Homework Help: Continuity of sine function

1. Jan 18, 2010

cc10

1. The problem statement, all variables and given/known data

Using the inequality $$|\sin(x)| < |x|$$ for $$0 < |x| < \frac{\pi}{2}$$, prove that the sine function is continuous at 0.

2. Relevant equations

Definition of continuity: A function f: R -> R is continuous at a point $$x0 \in R$$, if for any $$\epsilon > 0$$, there esists a $$\delta(\epsilon; x0)$$ such that if $$|x - x0| \leq \delta(\epsilon; x0)$$, then $$|f(x) - f(x0)| \leq \epsilon$$.

3. The attempt at a solution
To be honest, I am not really sure about this. I know that in order to prove continuity at a point, I can take the limit of the function at that point and see if it's equal to the value of the function. With this method, though, I am not using the inequality given, and therefore I cannot think of a way to do this. In class we were given no examples, so I am really lost here. I tried using the definition of continuity, but I did not manage to get anywhere that made sense.

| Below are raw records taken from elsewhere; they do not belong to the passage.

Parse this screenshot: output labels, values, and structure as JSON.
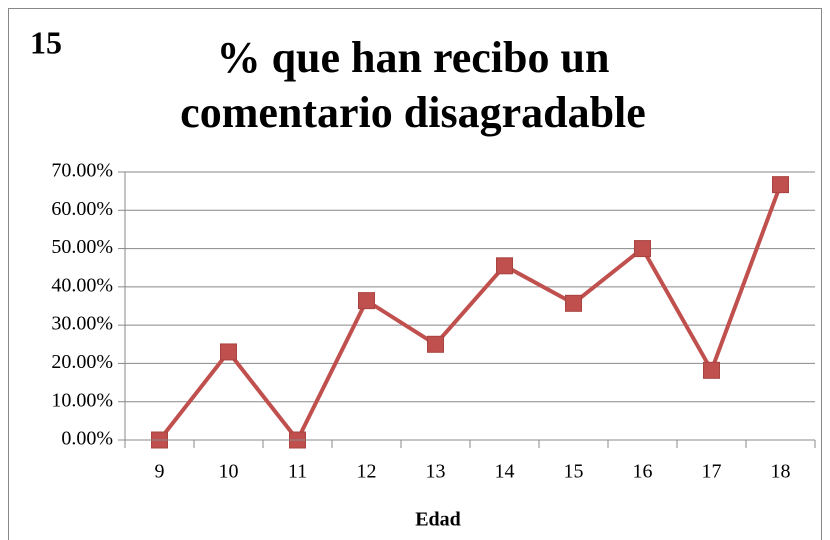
{
  "chart_data": {
    "type": "line",
    "annotation": "15",
    "title": [
      "% que han recibo un",
      "comentario disagradable"
    ],
    "x_label": "Edad",
    "categories": [
      "9",
      "10",
      "11",
      "12",
      "13",
      "14",
      "15",
      "16",
      "17",
      "18"
    ],
    "series": [
      {
        "color": "#c0504d",
        "values": [
          0,
          23,
          0,
          36.4,
          25,
          45.5,
          35.7,
          50,
          18.2,
          66.7
        ]
      }
    ],
    "ylim": [
      0,
      70
    ],
    "yticks": [
      {
        "value": 0,
        "label": "0.00%"
      },
      {
        "value": 10,
        "label": "10.00%"
      },
      {
        "value": 20,
        "label": "20.00%"
      },
      {
        "value": 30,
        "label": "30.00%"
      },
      {
        "value": 40,
        "label": "40.00%"
      },
      {
        "value": 50,
        "label": "50.00%"
      },
      {
        "value": 60,
        "label": "60.00%"
      },
      {
        "value": 70,
        "label": "70.00%"
      }
    ],
    "grid": true
  }
}
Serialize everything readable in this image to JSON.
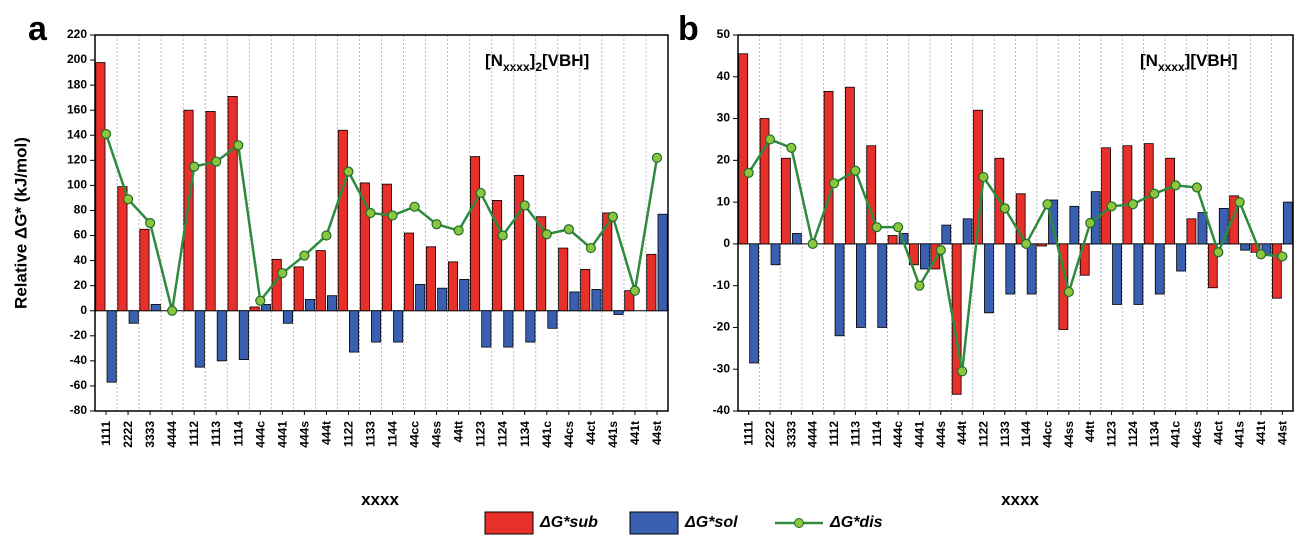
{
  "chart_data": [
    {
      "type": "bar",
      "panel": "a",
      "y_label": "Relative ΔG* (kJ/mol)",
      "x_label": "xxxx",
      "annotation": [
        "[N",
        "xxxx",
        "]",
        "2",
        "[VBH]"
      ],
      "categories": [
        "1111",
        "2222",
        "3333",
        "4444",
        "1112",
        "1113",
        "1114",
        "444c",
        "4441",
        "444s",
        "444t",
        "1122",
        "1133",
        "1144",
        "44cc",
        "44ss",
        "44tt",
        "1123",
        "1124",
        "1134",
        "441c",
        "44cs",
        "44ct",
        "441s",
        "441t",
        "44st"
      ],
      "ylim": [
        -80,
        220
      ],
      "yticks": [
        -80,
        -60,
        -40,
        -20,
        0,
        20,
        40,
        60,
        80,
        100,
        120,
        140,
        160,
        180,
        200,
        220
      ],
      "series": [
        {
          "name": "ΔG*sub",
          "color": "#e8302a",
          "values": [
            198,
            99,
            65,
            0,
            160,
            159,
            171,
            3,
            41,
            35,
            48,
            144,
            102,
            101,
            62,
            51,
            39,
            123,
            88,
            108,
            75,
            50,
            33,
            78,
            16,
            45
          ]
        },
        {
          "name": "ΔG*sol",
          "color": "#3a5fb0",
          "values": [
            -57,
            -10,
            5,
            0,
            -45,
            -40,
            -39,
            5,
            -10,
            9,
            12,
            -33,
            -25,
            -25,
            21,
            18,
            25,
            -29,
            -29,
            -25,
            -14,
            15,
            17,
            -3,
            0,
            77
          ]
        },
        {
          "name": "ΔG*dis",
          "color": "#2e8b3e",
          "values": [
            141,
            89,
            70,
            0,
            115,
            119,
            132,
            8,
            30,
            44,
            60,
            111,
            78,
            76,
            83,
            69,
            64,
            94,
            60,
            84,
            61,
            65,
            50,
            75,
            16,
            122
          ]
        }
      ]
    },
    {
      "type": "bar",
      "panel": "b",
      "x_label": "xxxx",
      "annotation": [
        "[N",
        "xxxx",
        "][VBH]"
      ],
      "categories": [
        "1111",
        "2222",
        "3333",
        "4444",
        "1112",
        "1113",
        "1114",
        "444c",
        "4441",
        "444s",
        "444t",
        "1122",
        "1133",
        "1144",
        "44cc",
        "44ss",
        "44tt",
        "1123",
        "1124",
        "1134",
        "441c",
        "44cs",
        "44ct",
        "441s",
        "441t",
        "44st"
      ],
      "ylim": [
        -40,
        50
      ],
      "yticks": [
        -40,
        -30,
        -20,
        -10,
        0,
        10,
        20,
        30,
        40,
        50
      ],
      "series": [
        {
          "color": "#e8302a",
          "values": [
            45.5,
            30,
            20.5,
            0,
            36.5,
            37.5,
            23.5,
            2,
            -5,
            -6,
            -36,
            32,
            20.5,
            12,
            -0.5,
            -20.5,
            -7.5,
            23,
            23.5,
            24,
            20.5,
            6,
            -10.5,
            11.5,
            -2,
            -13
          ]
        },
        {
          "color": "#3a5fb0",
          "values": [
            -28.5,
            -5,
            2.5,
            0,
            -22,
            -20,
            -20,
            2.5,
            -6,
            4.5,
            6,
            -16.5,
            -12,
            -12,
            10.5,
            9,
            12.5,
            -14.5,
            -14.5,
            -12,
            -6.5,
            7.5,
            8.5,
            -1.5,
            -2.5,
            10
          ]
        },
        {
          "color": "#2e8b3e",
          "values": [
            17,
            25,
            23,
            0,
            14.5,
            17.5,
            4,
            4,
            -10,
            -1.5,
            -30.5,
            16,
            8.5,
            0,
            9.5,
            -11.5,
            5,
            9,
            9.5,
            12,
            14,
            13.5,
            -2,
            10,
            -2.5,
            -3
          ]
        }
      ]
    }
  ]
}
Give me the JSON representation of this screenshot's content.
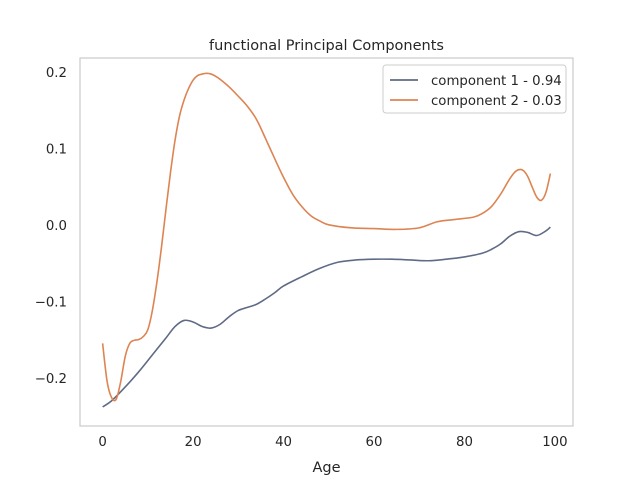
{
  "chart_data": {
    "type": "line",
    "title": "functional Principal Components",
    "xlabel": "Age",
    "ylabel": "",
    "xlim": [
      -5,
      104
    ],
    "ylim": [
      -0.263,
      0.218
    ],
    "xticks": [
      0,
      20,
      40,
      60,
      80,
      100
    ],
    "xtick_labels": [
      "0",
      "20",
      "40",
      "60",
      "80",
      "100"
    ],
    "yticks": [
      -0.2,
      -0.1,
      0.0,
      0.1,
      0.2
    ],
    "ytick_labels": [
      "−0.2",
      "−0.1",
      "0.0",
      "0.1",
      "0.2"
    ],
    "grid": false,
    "legend_position": "top-right",
    "series": [
      {
        "name": "component 1 - 0.94",
        "color": "#5f6b86",
        "x": [
          0,
          2,
          5,
          8,
          11,
          14,
          16,
          18,
          20,
          22,
          24,
          26,
          28,
          30,
          32,
          34,
          36,
          38,
          40,
          44,
          48,
          52,
          56,
          60,
          64,
          68,
          72,
          76,
          80,
          84,
          86,
          88,
          90,
          92,
          94,
          96,
          98,
          99
        ],
        "y": [
          -0.238,
          -0.23,
          -0.212,
          -0.192,
          -0.17,
          -0.148,
          -0.133,
          -0.125,
          -0.127,
          -0.133,
          -0.135,
          -0.13,
          -0.12,
          -0.112,
          -0.108,
          -0.104,
          -0.097,
          -0.089,
          -0.08,
          -0.068,
          -0.057,
          -0.049,
          -0.046,
          -0.045,
          -0.045,
          -0.046,
          -0.047,
          -0.045,
          -0.042,
          -0.037,
          -0.032,
          -0.025,
          -0.015,
          -0.009,
          -0.01,
          -0.014,
          -0.008,
          -0.003
        ]
      },
      {
        "name": "component 2 - 0.03",
        "color": "#dd8452",
        "x": [
          0,
          1,
          2,
          3,
          4,
          5,
          6,
          7,
          8,
          9,
          10,
          11,
          12,
          13,
          14,
          15,
          16,
          17,
          18,
          19,
          20,
          21,
          22,
          23,
          24,
          25,
          26,
          28,
          30,
          32,
          34,
          36,
          38,
          40,
          42,
          44,
          46,
          48,
          50,
          55,
          60,
          65,
          70,
          74,
          78,
          82,
          84,
          86,
          88,
          89,
          90,
          91,
          92,
          93,
          94,
          95,
          96,
          97,
          98,
          99
        ],
        "y": [
          -0.155,
          -0.205,
          -0.226,
          -0.228,
          -0.205,
          -0.172,
          -0.155,
          -0.151,
          -0.15,
          -0.146,
          -0.137,
          -0.112,
          -0.075,
          -0.03,
          0.02,
          0.068,
          0.11,
          0.142,
          0.163,
          0.178,
          0.189,
          0.195,
          0.197,
          0.198,
          0.197,
          0.194,
          0.19,
          0.18,
          0.168,
          0.155,
          0.138,
          0.113,
          0.087,
          0.062,
          0.04,
          0.024,
          0.012,
          0.005,
          0.0,
          -0.004,
          -0.005,
          -0.006,
          -0.004,
          0.004,
          0.007,
          0.01,
          0.015,
          0.024,
          0.04,
          0.05,
          0.06,
          0.068,
          0.072,
          0.071,
          0.063,
          0.049,
          0.036,
          0.032,
          0.042,
          0.067
        ]
      }
    ]
  }
}
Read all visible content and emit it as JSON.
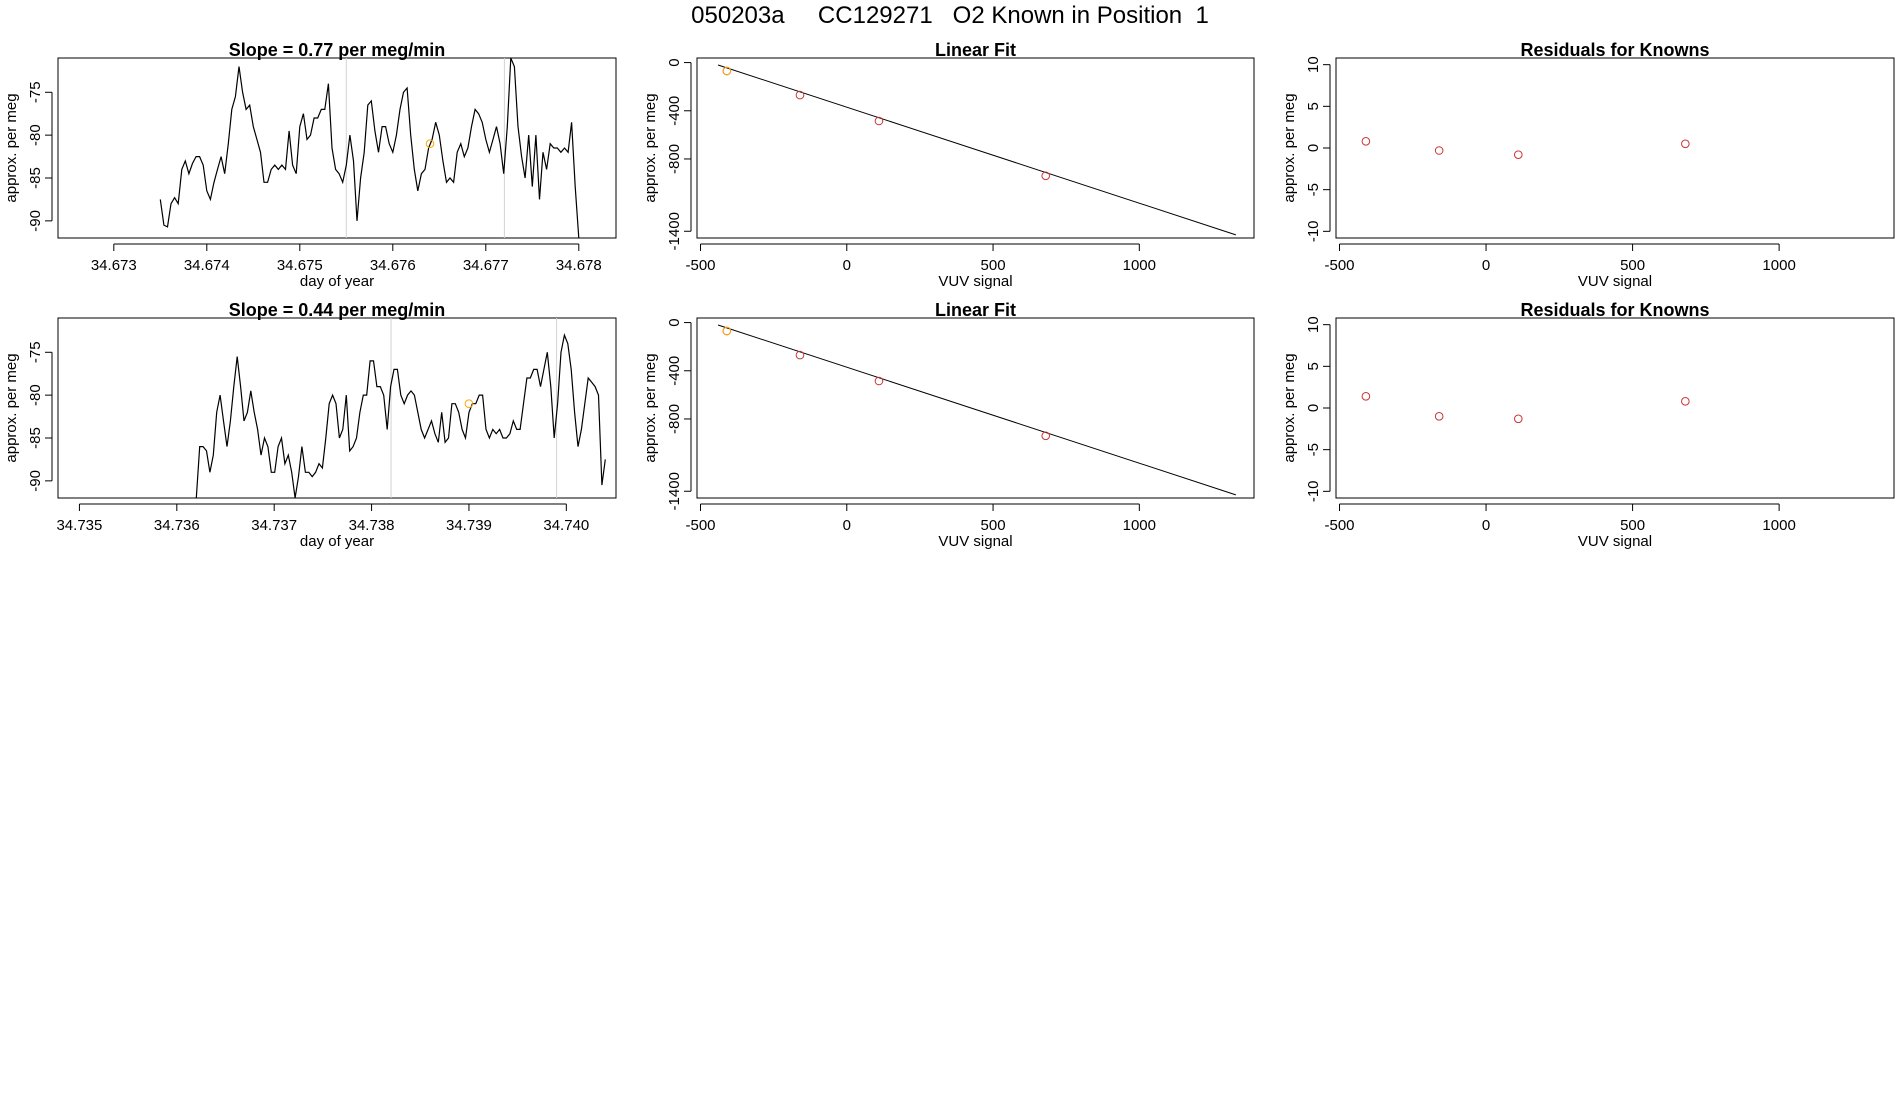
{
  "page": {
    "title": "050203a     CC129271   O2 Known in Position  1"
  },
  "colors": {
    "line": "#000000",
    "points": "#cd3333",
    "highlight": "#ffa500",
    "vlines": "#d3d3d3"
  },
  "chart_data": [
    {
      "type": "line",
      "title": "Slope =  0.77  per meg/min",
      "xlabel": "day of year",
      "ylabel": "approx. per meg",
      "xlim": [
        34.6724,
        34.6784
      ],
      "ylim": [
        -92,
        -71
      ],
      "xticks": [
        34.673,
        34.674,
        34.675,
        34.676,
        34.677,
        34.678
      ],
      "xtick_labels": [
        "34.673",
        "34.674",
        "34.675",
        "34.676",
        "34.677",
        "34.678"
      ],
      "yticks": [
        -90,
        -85,
        -80,
        -75
      ],
      "ytick_labels": [
        "-90",
        "-85",
        "-80",
        "-75"
      ],
      "vlines": [
        34.6755,
        34.6772
      ],
      "highlight_point": {
        "x": 34.6764,
        "y": -81
      },
      "x_start": 34.6735,
      "x_end": 34.678,
      "y": [
        -87.5,
        -90.5,
        -90.7,
        -88,
        -87.3,
        -88,
        -84,
        -83,
        -84.5,
        -83.3,
        -82.5,
        -82.5,
        -83.5,
        -86.5,
        -87.5,
        -85.5,
        -84,
        -82.5,
        -84.5,
        -81,
        -77,
        -75.5,
        -72,
        -75,
        -77,
        -76.5,
        -79,
        -80.5,
        -82,
        -85.5,
        -85.5,
        -84,
        -83.5,
        -84,
        -83.5,
        -84,
        -79.5,
        -83.5,
        -84.5,
        -79,
        -77.5,
        -80.5,
        -80,
        -78,
        -78,
        -77,
        -77,
        -74,
        -81.5,
        -84,
        -84.5,
        -85.5,
        -83.5,
        -80,
        -83,
        -90,
        -85,
        -82,
        -76.5,
        -76,
        -79.5,
        -82,
        -79,
        -79,
        -81,
        -82,
        -80,
        -77,
        -75,
        -74.5,
        -80,
        -84,
        -86.5,
        -84.5,
        -84,
        -81.5,
        -80.5,
        -78.5,
        -80,
        -83,
        -85.5,
        -85,
        -85.5,
        -82,
        -81,
        -82.5,
        -81.5,
        -79,
        -77,
        -77.5,
        -78.5,
        -80.5,
        -82,
        -80.5,
        -79,
        -81,
        -84.5,
        -79,
        -71,
        -72,
        -79,
        -82.5,
        -85,
        -80,
        -86,
        -80,
        -87.5,
        -82,
        -84,
        -81,
        -81.5,
        -81.5,
        -82,
        -81.5,
        -82,
        -78.5,
        -86,
        -92
      ]
    },
    {
      "type": "scatter",
      "title": "Linear Fit",
      "xlabel": "VUV signal",
      "ylabel": "approx. per meg",
      "xlim": [
        -512,
        1392
      ],
      "ylim": [
        -1456,
        38
      ],
      "xticks": [
        -500,
        0,
        500,
        1000
      ],
      "xtick_labels": [
        "-500",
        "0",
        "500",
        "1000"
      ],
      "yticks": [
        0,
        -400,
        -800,
        -1400
      ],
      "ytick_labels": [
        "0",
        "-400",
        "-800",
        "-1400"
      ],
      "fit_line": {
        "x": [
          -440,
          1330
        ],
        "y": [
          -20,
          -1430
        ]
      },
      "points": [
        {
          "x": -410,
          "y": -70,
          "highlight": true
        },
        {
          "x": -160,
          "y": -270,
          "highlight": false
        },
        {
          "x": 110,
          "y": -485,
          "highlight": false
        },
        {
          "x": 680,
          "y": -940,
          "highlight": false
        }
      ]
    },
    {
      "type": "scatter",
      "title": "Residuals for Knowns",
      "xlabel": "VUV signal",
      "ylabel": "approx. per meg",
      "xlim": [
        -512,
        1392
      ],
      "ylim": [
        -10.8,
        10.8
      ],
      "xticks": [
        -500,
        0,
        500,
        1000
      ],
      "xtick_labels": [
        "-500",
        "0",
        "500",
        "1000"
      ],
      "yticks": [
        -10,
        -5,
        0,
        5,
        10
      ],
      "ytick_labels": [
        "-10",
        "-5",
        "0",
        "5",
        "10"
      ],
      "points": [
        {
          "x": -410,
          "y": 0.8
        },
        {
          "x": -160,
          "y": -0.3
        },
        {
          "x": 110,
          "y": -0.8
        },
        {
          "x": 680,
          "y": 0.5
        }
      ]
    },
    {
      "type": "line",
      "title": "Slope =  0.44  per meg/min",
      "xlabel": "day of year",
      "ylabel": "approx. per meg",
      "xlim": [
        34.73478,
        34.74051
      ],
      "ylim": [
        -92,
        -71
      ],
      "xticks": [
        34.735,
        34.736,
        34.737,
        34.738,
        34.739,
        34.74
      ],
      "xtick_labels": [
        "34.735",
        "34.736",
        "34.737",
        "34.738",
        "34.739",
        "34.740"
      ],
      "yticks": [
        -90,
        -85,
        -80,
        -75
      ],
      "ytick_labels": [
        "-90",
        "-85",
        "-80",
        "-75"
      ],
      "vlines": [
        34.7382,
        34.7399
      ],
      "highlight_point": {
        "x": 34.739,
        "y": -81
      },
      "x_start": 34.7362,
      "x_end": 34.7404,
      "y": [
        -92,
        -86,
        -86,
        -86.5,
        -89,
        -87,
        -82,
        -80,
        -83,
        -86,
        -83,
        -79,
        -75.5,
        -79,
        -83,
        -82,
        -79.5,
        -82,
        -84,
        -87,
        -85,
        -86,
        -89,
        -89,
        -86,
        -85,
        -88,
        -87,
        -89,
        -92,
        -89.5,
        -86,
        -89,
        -89,
        -89.5,
        -89,
        -88,
        -88.5,
        -85,
        -81,
        -80,
        -81,
        -85,
        -84,
        -80,
        -86.5,
        -86,
        -85,
        -82,
        -80,
        -80,
        -76,
        -76,
        -79,
        -79,
        -80,
        -84,
        -79,
        -77,
        -77,
        -80,
        -81,
        -80,
        -79.5,
        -80,
        -82,
        -84,
        -85,
        -84,
        -83,
        -84.5,
        -85.5,
        -82,
        -85.5,
        -85,
        -81,
        -81,
        -82,
        -84,
        -85,
        -82,
        -81,
        -81,
        -80,
        -80,
        -84,
        -85,
        -84,
        -84.5,
        -84,
        -85,
        -85,
        -84.5,
        -83,
        -84,
        -84,
        -81,
        -78,
        -78,
        -77,
        -77,
        -79,
        -77,
        -75,
        -79,
        -85,
        -81,
        -75,
        -73,
        -74,
        -77,
        -82,
        -86,
        -84,
        -81,
        -78,
        -78.5,
        -79,
        -80,
        -90.5,
        -87.5
      ]
    },
    {
      "type": "scatter",
      "title": "Linear Fit",
      "xlabel": "VUV signal",
      "ylabel": "approx. per meg",
      "xlim": [
        -512,
        1392
      ],
      "ylim": [
        -1456,
        38
      ],
      "xticks": [
        -500,
        0,
        500,
        1000
      ],
      "xtick_labels": [
        "-500",
        "0",
        "500",
        "1000"
      ],
      "yticks": [
        0,
        -400,
        -800,
        -1400
      ],
      "ytick_labels": [
        "0",
        "-400",
        "-800",
        "-1400"
      ],
      "fit_line": {
        "x": [
          -440,
          1330
        ],
        "y": [
          -20,
          -1430
        ]
      },
      "points": [
        {
          "x": -410,
          "y": -70,
          "highlight": true
        },
        {
          "x": -160,
          "y": -270,
          "highlight": false
        },
        {
          "x": 110,
          "y": -485,
          "highlight": false
        },
        {
          "x": 680,
          "y": -940,
          "highlight": false
        }
      ]
    },
    {
      "type": "scatter",
      "title": "Residuals for Knowns",
      "xlabel": "VUV signal",
      "ylabel": "approx. per meg",
      "xlim": [
        -512,
        1392
      ],
      "ylim": [
        -10.8,
        10.8
      ],
      "xticks": [
        -500,
        0,
        500,
        1000
      ],
      "xtick_labels": [
        "-500",
        "0",
        "500",
        "1000"
      ],
      "yticks": [
        -10,
        -5,
        0,
        5,
        10
      ],
      "ytick_labels": [
        "-10",
        "-5",
        "0",
        "5",
        "10"
      ],
      "points": [
        {
          "x": -410,
          "y": 1.4
        },
        {
          "x": -160,
          "y": -1.0
        },
        {
          "x": 110,
          "y": -1.3
        },
        {
          "x": 680,
          "y": 0.8
        }
      ]
    }
  ]
}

I am sure this cannot be hard and I am probably missing something obvious. If anyone could help I'd truly appreciate it. Thank you.

2. Jan 18, 2010

jgens

Alright, are you familiar with the squeeze theorem, because you're essentially asked to provide a formal illustration of this theorem. My suggestion is let $\delta = \varepsilon$ and then show that if $0 < |x| < \delta$ then $|\sin{(x)}| < \varepsilon$.

3. Jan 18, 2010

cc10

I am not familiar with the squeeze theorem, but I will look into it. Thanks for the tip, I'll let you know if I get anywhere.

4. Jan 18, 2010

LCKurtz

Hint: $|\sin x| \le |x|$.